Rather than wrapping the conversation up with a few banalities, as many radio presenters would have, Ross followed up with intelligent and interested questions about stroke: the work; the patients; the effects of this devastating condition; the importance of speedy diagnosis and treatment. He was clearly well aware of the recent Department of Health advertising campaign and, with his customary verbal creativity, managed to work that campaign’s “FAST” slogan into his closing comments. Full marks Jonathan Ross, for whom I have a new-found respect.

Toxic assets, a definition

Imagine that you are about to host a barbecue and you have lots of pork fillets to cook. However you suspect that one of them might be off. What do you do?

Throw it away? Or cook it and eat it yourself, to ensure none of your guests gets sick?

No, you throw them all in a sausage machine and make loads of sausages, so as to dilute the risk. But guess what? All your guests get sick!

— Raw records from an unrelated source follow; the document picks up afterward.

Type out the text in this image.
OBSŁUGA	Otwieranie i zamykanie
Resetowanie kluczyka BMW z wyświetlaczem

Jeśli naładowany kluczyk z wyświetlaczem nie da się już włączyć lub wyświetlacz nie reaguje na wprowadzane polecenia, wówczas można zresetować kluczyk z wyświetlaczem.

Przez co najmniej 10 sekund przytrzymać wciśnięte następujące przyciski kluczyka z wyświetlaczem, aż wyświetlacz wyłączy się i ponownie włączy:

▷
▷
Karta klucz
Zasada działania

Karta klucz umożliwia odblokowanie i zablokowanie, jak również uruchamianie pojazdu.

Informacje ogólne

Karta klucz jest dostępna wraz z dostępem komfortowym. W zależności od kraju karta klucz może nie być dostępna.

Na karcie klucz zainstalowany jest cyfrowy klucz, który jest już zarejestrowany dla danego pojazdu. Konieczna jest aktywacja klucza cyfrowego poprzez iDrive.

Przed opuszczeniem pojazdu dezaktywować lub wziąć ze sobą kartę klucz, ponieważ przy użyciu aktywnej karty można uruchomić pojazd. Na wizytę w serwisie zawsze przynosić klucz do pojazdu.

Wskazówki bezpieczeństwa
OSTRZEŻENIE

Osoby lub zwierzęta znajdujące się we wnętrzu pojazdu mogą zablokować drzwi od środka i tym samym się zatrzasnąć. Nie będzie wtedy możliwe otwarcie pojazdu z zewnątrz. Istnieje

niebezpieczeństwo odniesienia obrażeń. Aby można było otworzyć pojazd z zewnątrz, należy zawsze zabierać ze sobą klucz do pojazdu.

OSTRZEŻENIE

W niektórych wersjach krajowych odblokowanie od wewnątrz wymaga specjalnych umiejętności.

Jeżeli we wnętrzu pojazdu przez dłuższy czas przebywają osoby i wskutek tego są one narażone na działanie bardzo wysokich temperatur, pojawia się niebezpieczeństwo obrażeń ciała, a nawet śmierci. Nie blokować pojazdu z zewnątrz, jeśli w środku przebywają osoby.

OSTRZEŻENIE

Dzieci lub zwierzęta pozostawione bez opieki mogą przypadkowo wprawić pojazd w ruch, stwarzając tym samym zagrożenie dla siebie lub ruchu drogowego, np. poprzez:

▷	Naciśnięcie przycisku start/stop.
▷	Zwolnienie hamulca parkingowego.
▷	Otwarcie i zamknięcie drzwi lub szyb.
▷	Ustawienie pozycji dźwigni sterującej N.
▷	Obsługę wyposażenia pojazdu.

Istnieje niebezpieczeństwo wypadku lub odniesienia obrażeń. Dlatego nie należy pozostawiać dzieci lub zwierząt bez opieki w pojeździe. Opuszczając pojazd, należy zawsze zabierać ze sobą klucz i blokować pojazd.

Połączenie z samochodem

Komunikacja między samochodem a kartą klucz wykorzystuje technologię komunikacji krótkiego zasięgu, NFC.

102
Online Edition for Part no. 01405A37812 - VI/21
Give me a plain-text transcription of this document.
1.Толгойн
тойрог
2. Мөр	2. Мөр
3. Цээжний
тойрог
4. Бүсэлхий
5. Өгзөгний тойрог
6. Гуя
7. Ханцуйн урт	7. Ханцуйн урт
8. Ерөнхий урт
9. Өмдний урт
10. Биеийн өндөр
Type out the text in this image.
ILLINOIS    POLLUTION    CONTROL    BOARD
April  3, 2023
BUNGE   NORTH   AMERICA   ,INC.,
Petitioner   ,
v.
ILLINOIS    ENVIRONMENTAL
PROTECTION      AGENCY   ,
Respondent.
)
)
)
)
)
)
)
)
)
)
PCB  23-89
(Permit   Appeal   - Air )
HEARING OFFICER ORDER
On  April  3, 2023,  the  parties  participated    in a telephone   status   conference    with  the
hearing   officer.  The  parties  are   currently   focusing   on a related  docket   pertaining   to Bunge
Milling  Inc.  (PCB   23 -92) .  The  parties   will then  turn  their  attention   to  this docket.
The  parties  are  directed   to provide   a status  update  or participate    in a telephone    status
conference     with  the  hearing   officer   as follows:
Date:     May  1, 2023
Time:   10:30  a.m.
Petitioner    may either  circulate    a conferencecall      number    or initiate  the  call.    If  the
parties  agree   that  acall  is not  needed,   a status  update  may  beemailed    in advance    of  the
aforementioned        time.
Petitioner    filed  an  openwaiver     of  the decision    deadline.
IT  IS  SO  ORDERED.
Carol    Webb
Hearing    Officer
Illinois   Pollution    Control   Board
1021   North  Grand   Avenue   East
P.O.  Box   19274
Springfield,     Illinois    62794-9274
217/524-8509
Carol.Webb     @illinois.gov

How about that for a great metaphor for toxic assets? I heard it last Friday on a wonderful BBC Radio 4 programme called “More Or Less”, (repeated Sunday nights) which looks at the numbers behind the news stories. In particular it tries to add some perspective and – dare I say it? – accuracy to the statistics we hear thrown around liberally but often misleadingly. The programme’s presenter Tim Harford has asked listeners to send in more metaphors to describe any aspect of the current financial situation. So, all you creative folks out there, get e-mailing, via the programme’s website, http://www.bbc.co.uk/programmes/b00jnlmn.

BTW, the pork fillet metaphor was in turn quoted as being from the Today programme and was coined by the Editor of “Money Week”. Apologies to all concerned if I have misquoted it.